Tout d'abord, on observe une corrélation entre les performances et les déficits pour les deux informations : plus un patient est atteint pour traiter l'émotion, plus il l'est pour traiter l'identité - et vice versa. Il y a aussi une corrélation de même type si l'on mesure la latence d'extraction des deux informations - elle se manifeste pour les patients et les participants contrôles. La capacité et, par conséquent, l'atteinte de cette capacité apparaissent donc intimement liées pour les deux types d'informations. Ensuite, les variations de la seconde dimension perturbent d'avantage les schizophrènes que les contrôles : ils éprouvent plus de difficulté à extraire une information pertinente d'une information non pertinente. Certains patients confondent même les deux informations, alors qu'ils ont pourtant bien compris la consigne, comme l'attestent leurs performances dans les autres conditions. Le fait qu'un patient confonde un changement d'expression avec un changement d'identité a déjà été rapporté pour une patiente ayant subi une amygdalectomie (Young et al., 1996). Quatre schizophrènes présentent même, dans notre expérience, le pattern inverse : ils confondent un changement d'identité avec un changement d'expression faciale émotionnelle.

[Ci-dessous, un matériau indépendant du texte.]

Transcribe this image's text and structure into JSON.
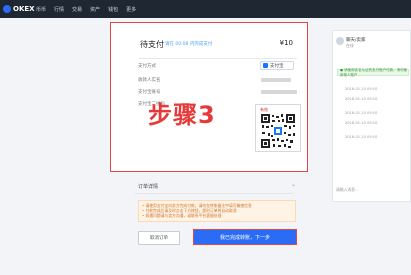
{
  "brand": {
    "name": "OKEX"
  },
  "nav": [
    "币币",
    "行情",
    "交易",
    "资产",
    "钱包",
    "更多"
  ],
  "payment": {
    "title": "待支付",
    "subtitle": "请在 00:08 内完成支付",
    "amount": "¥10",
    "method_label": "支付方式",
    "payee_label": "收款人实名",
    "account_label": "支付宝账号",
    "qr_label": "支付宝二维码",
    "method_value": "支付宝"
  },
  "qr": {
    "small_text": "有效"
  },
  "watermark": "步骤3",
  "order": {
    "label": "订单详情"
  },
  "notice": {
    "lines": [
      "• 请使用支付宝向卖方完成付款，请勿在转账备注中填写敏感信息",
      "• 付款完成后请及时点击下方按钮，超时订单将自动取消",
      "• 如遇问题请与卖方沟通，或联系平台客服处理"
    ]
  },
  "buttons": {
    "cancel": "取消订单",
    "confirm": "我已完成转账，下一步"
  },
  "chat": {
    "name": "聊天/卖家",
    "sub": "在线",
    "banner": "● 请使用实名认证的支付账户付款，请勿使用他人账户",
    "lines": [
      "2018-01-10 09:10",
      "2018-01-10 09:10",
      "2018-01-10 09:10",
      "2018-01-10 09:10",
      "2018-01-10 09:10"
    ],
    "input": "请输入消息..."
  }
}
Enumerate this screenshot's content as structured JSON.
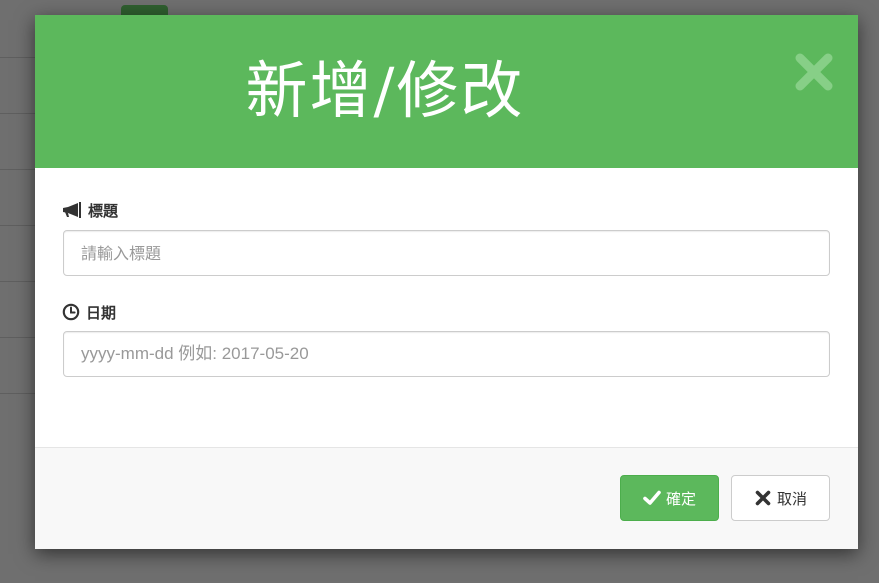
{
  "modal": {
    "title": "新增/修改",
    "close_icon": "close-icon"
  },
  "form": {
    "title_field": {
      "label": "標題",
      "icon": "bullhorn-icon",
      "value": "",
      "placeholder": "請輸入標題"
    },
    "date_field": {
      "label": "日期",
      "icon": "clock-icon",
      "value": "",
      "placeholder": "yyyy-mm-dd 例如: 2017-05-20"
    }
  },
  "footer": {
    "confirm_label": "確定",
    "confirm_icon": "check-icon",
    "cancel_label": "取消",
    "cancel_icon": "cross-icon"
  },
  "colors": {
    "primary": "#5cb85c",
    "backdrop": "#6f6f6f"
  }
}
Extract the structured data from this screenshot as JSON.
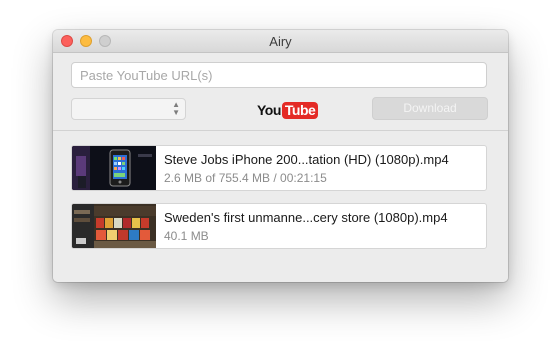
{
  "window": {
    "title": "Airy"
  },
  "toolbar": {
    "url_placeholder": "Paste YouTube URL(s)",
    "url_value": "",
    "format_selected": "",
    "logo_you": "You",
    "logo_tube": "Tube",
    "download_label": "Download"
  },
  "downloads": [
    {
      "title": "Steve Jobs iPhone 200...tation (HD) (1080p).mp4",
      "status": "2.6 MB of 755.4 MB / 00:21:15",
      "thumbnail": "iphone-keynote-thumbnail"
    },
    {
      "title": "Sweden's first unmanne...cery store (1080p).mp4",
      "status": "40.1 MB",
      "thumbnail": "grocery-store-thumbnail"
    }
  ],
  "colors": {
    "close": "#fc605c",
    "minimize": "#fdbc40",
    "maximize": "#cfcfcf",
    "youtube_red": "#e42a25",
    "window_bg": "#ececec"
  }
}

L'atteinte au niveau de la discriminabilité conduit à penser que le problème des patients schizophrènes touche un niveau perceptif. Cette hypothèse permettrait d'expliquer les corrélations observées : les patients percevant mal le visage ont du mal à répondre à toute question le concernant. On peut donc suggérer, comme le font Archer et al. (1992, 1994), que l'atteinte concerne l'encodage structural. Une autre hypothèse est, cependant, plausible. En effet, les patients tendent à prendre le changement d'une information pour une variation de l'autre ; on peut donc suggérer qu'ils ont des difficultés à dissocier les deux sources d'informations. L'expérience suivante a donc été réalisée pour tester les capacités d'attention sélective de ces patients.

Notes
35.

Notons que les performances sont très bonnes pour les contrôles surtout pour l'appariement d'identité (voir Tableau 23). L'absence de corrélation significative peut donc s'expliquer par un effet plafond.

36.

Notons cependant que dans cette condition les performances des contrôles sont très bonnes, quasiment parfaites, et que l'écart-type est relativement faible.